Before I came to work, I was playing in a 6-a-side indoor football tournament. Didn't really enjoy it as I barely got to touch the ball in all honesty. We had a player whom everyone seemed to think was good, but as usual, these "good" players always refuse to pass the ball. Ever heard of the age-old adage in world football? If you can't pass you can't play!!! We went thru the group stages by virtue of three consecutive 0-0 draws, but if "good player" had opted to pass at some vital moments, we could've had a positive goal difference.

But "good player" did his part of fighting for the team and got a few kicks on the process for trying to dribble too much. But he really shouldn't have got those kicks. Yes, he indeed could've passed, but I've always believed that in amateur level football, you don't need to tackle someone that hard that he would collapse on the pitch! It's a game for Christ's sake! And if he gets past you, either a) you're too slow, or b) the way you're facing your opponent is not restrictive enough, and therefore he can find space to knock it past you, or c) you're just plain crap and you rely on dirty tactics to stop your opponent.

I also believe that it is somewhat difficult to score from direct free kicks in an indoor game. The wall does not have to retreat ten yards for your kick and the goal is not as wide as in a normal 11-a-side football pitch, and hence it is much more difficult to score, even if you're David Beckham (which you're not)!! Doesn't take a genius to understand that does it?? But I don't understand why so many of these glory hunters wanna hit direct (which of course would bounce off the human wall...). For my money, by all means pass the ball round the wall to a teammate for him to lash it in! It's a bloody team game!

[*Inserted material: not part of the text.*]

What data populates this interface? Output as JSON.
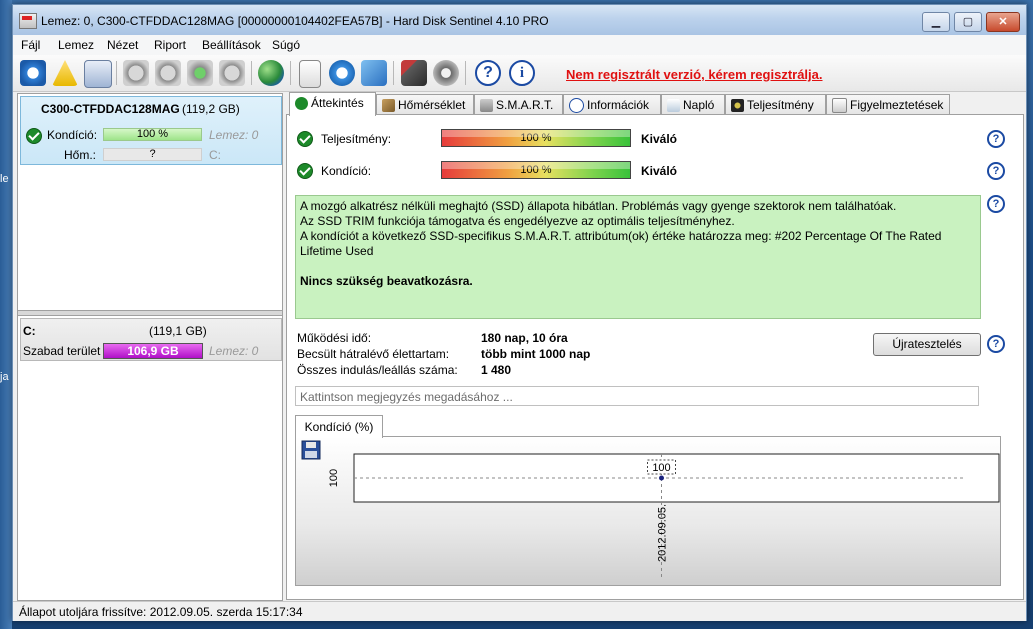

But these issues are nothing compared to a very annoying character I saw at the tourney. Disliked him from the very beginning. These kinda small tourneys don't bring with them scouts from Manchester United to look at you. But "annoyer" was behaving as if he's a pro at the warm-ups and was too eager to win by getting rather physical. He really gives us Chinese a bad name. Honestly, I've never met a white or Malay guy who played in his dreadful mood. He was just the sort you would wanna look for after a game and give him a good stuffing at the gents...

And anyway, I left early as I needed to work in the office, and the team lost at the second group stage. Nothing much worth remembering about.